Monday, March 31, 2025

An Assist From the Heartland


If you're ever flying low over the town of Carroll, in western Iowa, look down.


You might catch a flash of purple and gold - painted across an outdoor basketball court trimmed in powder blue. To most, it’s just a pop of unexpected color in a small Midwest town. But to those who know the story, that court marks the site of one of the most remarkable near misses in sports history.



On January 17, 1960, the Minneapolis Lakers—then led by future Hall of Famer Elgin Baylor—were flying home after a Sunday night loss to the St. Louis Hawks. The team had boarded a Douglas DC-3 plane, a model built in the 1930s and purchased by then Lakers owner Bob Short in a budget-saving move to keep the struggling franchise alive.


Soon after take-off from Lambert Field in St. Louis, something went wrong. The plane lost all electrical power—no instruments, no communication, and no way to navigate through the thickening winter storm. Snow had swept across the sky. Ice began forming on the wings. Snow swallowed the windows. The storm intensified quickly. The skies over Iowa became a blind man’s maze.


At the controls was 36-year-old Harold Gifford, a World War II veteran of the U.S. Army Air Forces whose calm-under-pressure demeanor would prove lifesaving. With no ability to gauge altitude or weather, and unsure of their location, Gifford made a bold decision: he would descend, hoping to spot the ground through the snow and fog.


As chronicled in the Westward podcast series in 2021, the players in the cabin knew things were bad. Some began writing messages to their families—notes they folded into signed life insurance forms and pushed through cracks in the windows, hoping someone below might find them if the worst happened. According to Gifford’s recollections shared in interviews over the years, the silence on board was deafening.


Meanwhile, the town of Carroll was sound asleep. That is, until the sound of low-flying engines woke residents from their beds. People stepped outside and looked up into the stormy dark, hearing what sounded like a plane circling overhead, again and again.


As word of the circling plane spread, local radio stations alerted the community. Residents turned on their porch lights to help the pilots see the town. Others jumped into their cars and rushed toward the edge of town. They lined up along the snow-covered fields, pointing their headlights skyward, hoping to give the pilot a guiding glow through the blizzard.


Gifford spotted a small town below—he didn’t know it was Carroll—but saw porch lights and rooftops. He scanned the outskirts and found what looked like a clearing. A cornfield. It was the only chance they had.


With barely enough fuel and no clear runway, Gifford brought the plane down. It slammed through the frozen field, the corn acting as a cushion. When the wheels finally stopped, there was a moment of stunned silence.


Then the sound of car horns. Shouts. Cheers.



There was no playbook for what happened that night. No buzzer-beater or game plan.

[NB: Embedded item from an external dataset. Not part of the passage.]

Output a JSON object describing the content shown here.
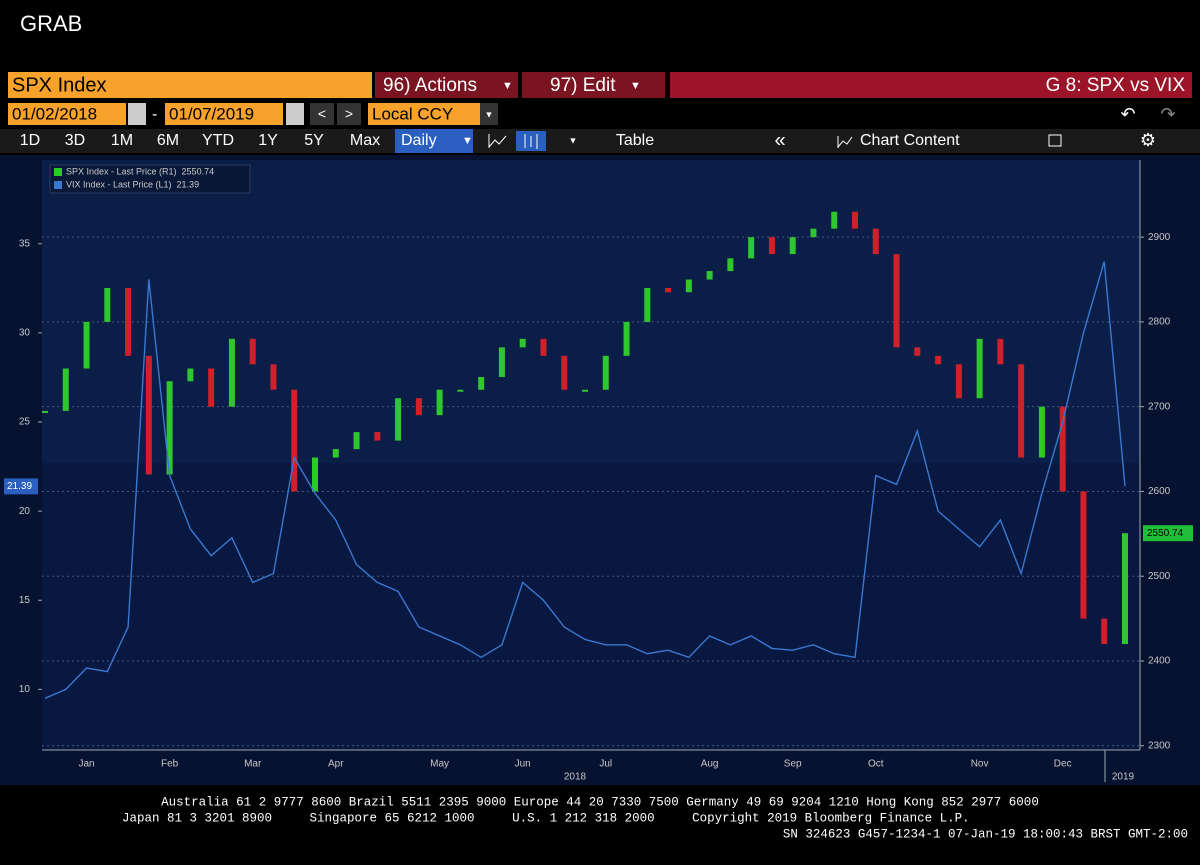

Just instinct and kindness. 

A tragedy had been averted. And unknowingly, so had perhaps the fate of the NBA itself.


Elgin Baylor was already the face of the league. Jerry West, who would join the Lakers the following season, wasn’t on the flight that night—but if the plane had gone down, the loss of the Lakers could have sunk a league that had not yet found its financial footing. There were no global television deals in 1960. No billionaire owners. Just a few franchises, some stars, and a dream.



Today, the stalks are gone, replaced by a court in shades of royalty. The Lakers franchise donated funds to the Carroll Chamber of Commerce in 2010 to help build a commemorative outdoor basketball court on the site of the emergency landing. Sneakers now echo where wheels once scraped frozen soil.

Constructed with all-weather tiles, “Laker Court” features the gold and purple of the current Lakers, bordered in sky blue as a salute to their Minneapolis-era legacy.


Although time has passed, the court still speaks.


It’s a reminder of a long January night in 1960 - the people of Carroll standing in the snow, staring upward, thinking of their heroes above. While those above, clinging to hope in the storm, looked down and saw headlights and porch lights cutting through the darkness—and thought of their heroes below, guiding them home.  


It speaks of a night when basketball came down from the sky, and small-town Iowa rose up to catch it.